Para establecer la viabilidad del recurso en estos casos debe entonces tenerse presente lo que el citado estatuto procesal ordena para el tribunal ante el que se interpone:

“Artículo 370.—Justiprecio del interés para recurrir y concesión del recurso. Cuando sea necesario tener en cuenta el valor del interés para recurrir y éste no aparezca determinado, antes de resolver sobre la procedencia del recurso el tribunal dispondrá que aquél se justiprecie por un perito, dentro del término que le señale y a costa del recurrente. Si por culpa de éste no se practica el dictamen, se declarará desierto el recurso y ejecutoriada la sentencia. El dictamen no es objetable.

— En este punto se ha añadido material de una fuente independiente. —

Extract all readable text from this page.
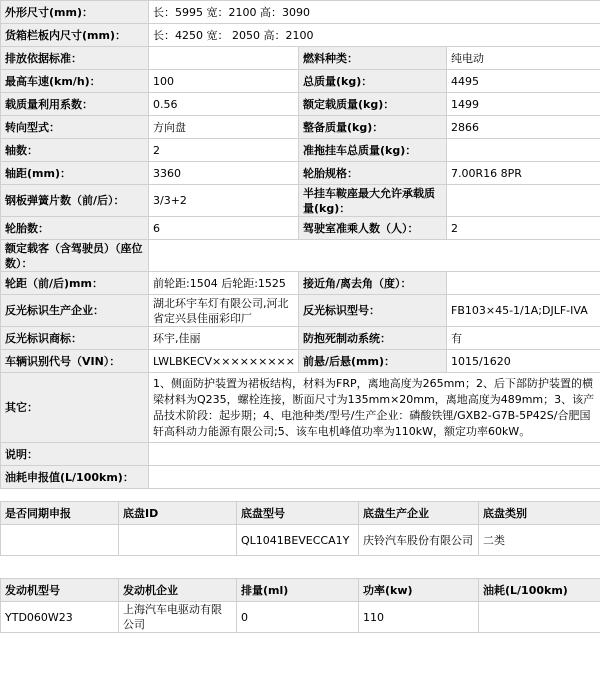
外形尺寸(mm)：	长：5995 宽：2100 高：3090		
货箱栏板内尺寸(mm)：	长：4250 宽： 2050 高：2100		
排放依据标准：		燃料种类：	纯电动
最高车速(km/h)：	100	总质量(kg)：	4495
载质量利用系数：	0.56	额定载质量(kg)：	1499
转向型式：	方向盘	整备质量(kg)：	2866
轴数：	2	准拖挂车总质量(kg)：	
轴距(mm)：	3360	轮胎规格：	7.00R16 8PR
钢板弹簧片数（前/后）：	3/3+2	半挂车鞍座最大允许承载质量(kg)：	
轮胎数：	6	驾驶室准乘人数（人）：	2
额定载客（含驾驶员）（座位数）：			
轮距（前/后)mm：	前轮距:1504 后轮距:1525	接近角/离去角（度）：	
反光标识生产企业：	湖北环宇车灯有限公司,河北省定兴县佳丽彩印厂	反光标识型号：	FB103×45-1/1A;DJLF-IVA
反光标识商标：	环宇,佳丽	防抱死制动系统：	有
车辆识别代号（VIN）：	LWLBKECV×××××××××	前悬/后悬(mm)：	1015/1620
其它：	1、侧面防护装置为裙板结构，材料为FRP，离地高度为265mm；2、后下部防护装置的横梁材料为Q235，螺栓连接，断面尺寸为135mm×20mm，离地高度为489mm；3、该产品技术阶段：起步期；4、电池种类/型号/生产企业：磷酸铁锂/GXB2-G7B-5P42S/合肥国轩高科动力能源有限公司;5、该车电机峰值功率为110kW，额定功率60kW。		
说明：			
油耗申报值(L/100km)：			
是否同期申报	底盘ID	底盘型号	底盘生产企业	底盘类别
		QL1041BEVECCA1Y	庆铃汽车股份有限公司	二类
发动机型号	发动机企业	排量(ml)	功率(kw)	油耗(L/100km)
YTD060W23	上海汽车电驱动有限公司	0	110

Denegado el recurso por el tribunal, el interesado podrá recurrir en queja ante la Corte.

Interpuesto el recurso en tiempo y por parte legitimada, el tribunal lo concederá en sala de decisión si fuere procedente, y dispondrá el envío del expediente a la Corte una vez ejecutoriado el auto que lo otorgue y efectuadas las diligencias para el cumplimiento de la sentencia” (subrayas fuera de texto).

Es de observarse que aunque el trámite del recurso es diferente entre las especialidades civil y penal, como que en aquélla el tribunal concede el recurso y la Corte decide si lo admite y sólo entonces se presenta la demanda, mientras que en ésta a partir del estatuto vigente desde 1992 las alegaciones se presentan ante el tribunal una vez concedido el recurso, el asunto de la cuantía sí está condicionado a la actividad del tribunal, pues es éste el obligado a ordenar, “antes de resolver sobre la procedencia del recurso” el justiprecio de la cuantía para recurrir.

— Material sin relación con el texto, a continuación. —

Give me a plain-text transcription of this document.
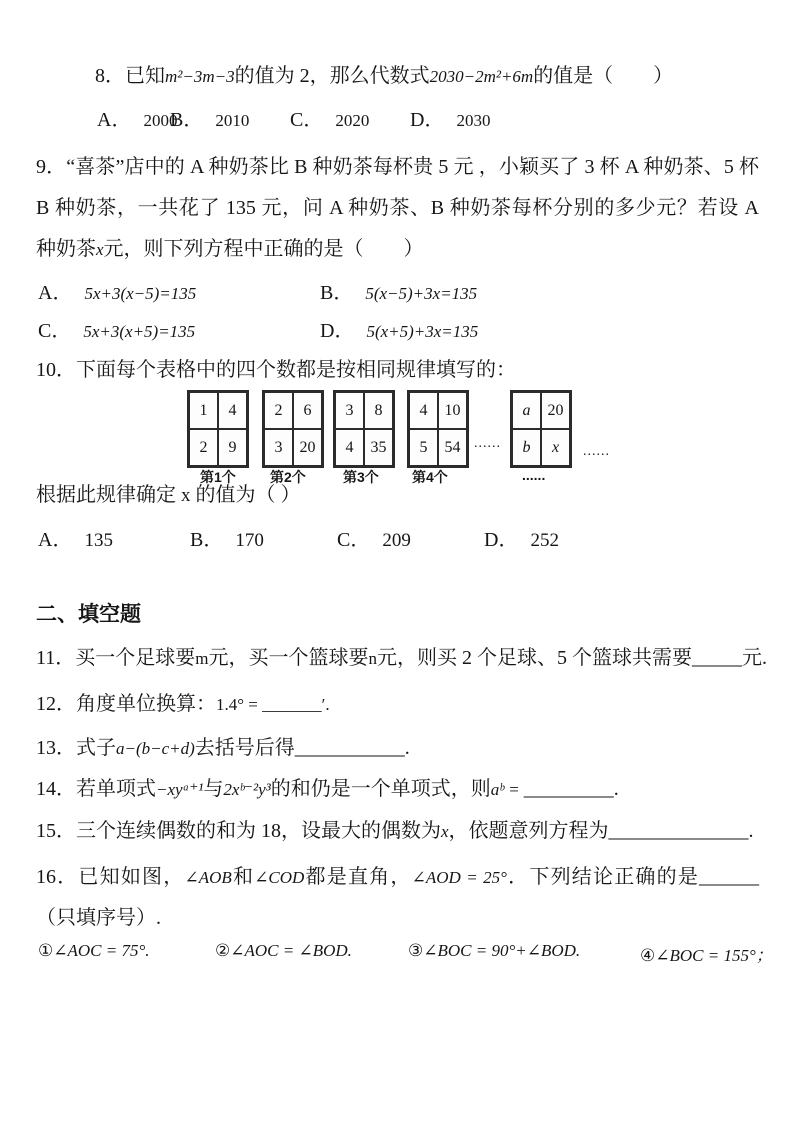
8．已知m²−3m−3的值为 2，那么代数式2030−2m²+6m的值是（　　）
A． 2000
B． 2010 C． 2020 D． 2030
9．“喜茶”店中的 A 种奶茶比 B 种奶茶每杯贵 5 元 ，小颖买了 3 杯 A 种奶茶、5 杯 B 种奶茶，一共花了 135 元，问 A 种奶茶、B 种奶茶每杯分别的多少元？若设 A 种奶茶x元，则下列方程中正确的是（　　）
A． 5x+3(x−5)=135	B． 5(x−5)+3x=135
C． 5x+3(x+5)=135	D． 5(x+5)+3x=135
10．下面每个表格中的四个数都是按相同规律填写的：
1	4
2	9
2	6
3	20
3	8
4	35
4	10
5	54
a	20
b	x
......
......
第1个 第2个	第3个 第4个	......
根据此规律确定 x 的值为（ ）
A． 135	B． 170	C． 209	D． 252
二、填空题
11．买一个足球要m元，买一个篮球要n元，则买 2 个足球、5 个篮球共需要_____元.
12．角度单位换算：1.4° = _______′.
13．式子a−(b−c+d)去括号后得___________.
14．若单项式−xyᵃ⁺¹与2xᵇ⁻²y³的和仍是一个单项式，则aᵇ = _________.
15．三个连续偶数的和为 18，设最大的偶数为x，依题意列方程为______________.
16．已知如图，∠AOB和∠COD都是直角，∠AOD = 25°．下列结论正确的是______（只填序号）.
①∠AOC = 75°.	②∠AOC = ∠BOD.	③∠BOC = 90°+∠BOD.	④∠BOC = 155°；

Por ello, el artículo 372 de la misma obra, que regula el trámite del recurso en la Corte puntualiza que: “no podrá declararse inadmisible el recurso por razón de la cuantía”.

En el caso que motiva la atención de la Sala se tiene que el tribunal omitió ordenar antes de resolver sobre la procedencia del recurso el justiprecio pericial de los perjuicios materiales, indispensable para establecer la cuantía para recurrir en casación; si como se infiere de la normatividad adjetiva vista, la cuantía para recurrir en casación debe venir concretamente establecida por el tribunal que concede el recurso extraordinario, convirtiéndose esa decisión en ley para el recurso, como que a la Corte le es prohibido desconocerla, obtenida como ha sido conforme lo dispone la ley, debe convenirse que la concesión del recurso en el presente caso por el tribunal, se hizo de manera sustancialmente irregular y que, por consiguiente, la actuación deviene nula a partir e inclusive del auto del 24 de enero de 1995 (fls. 134-137 cd. tr.), como así se declarará y se devolverá el proceso al tribunal para que proceda de conformidad».

(Auto de julio 6 de 1995. Radicación 10.515. Magistrado Ponente: Dr. Dídimo Páez Velandia).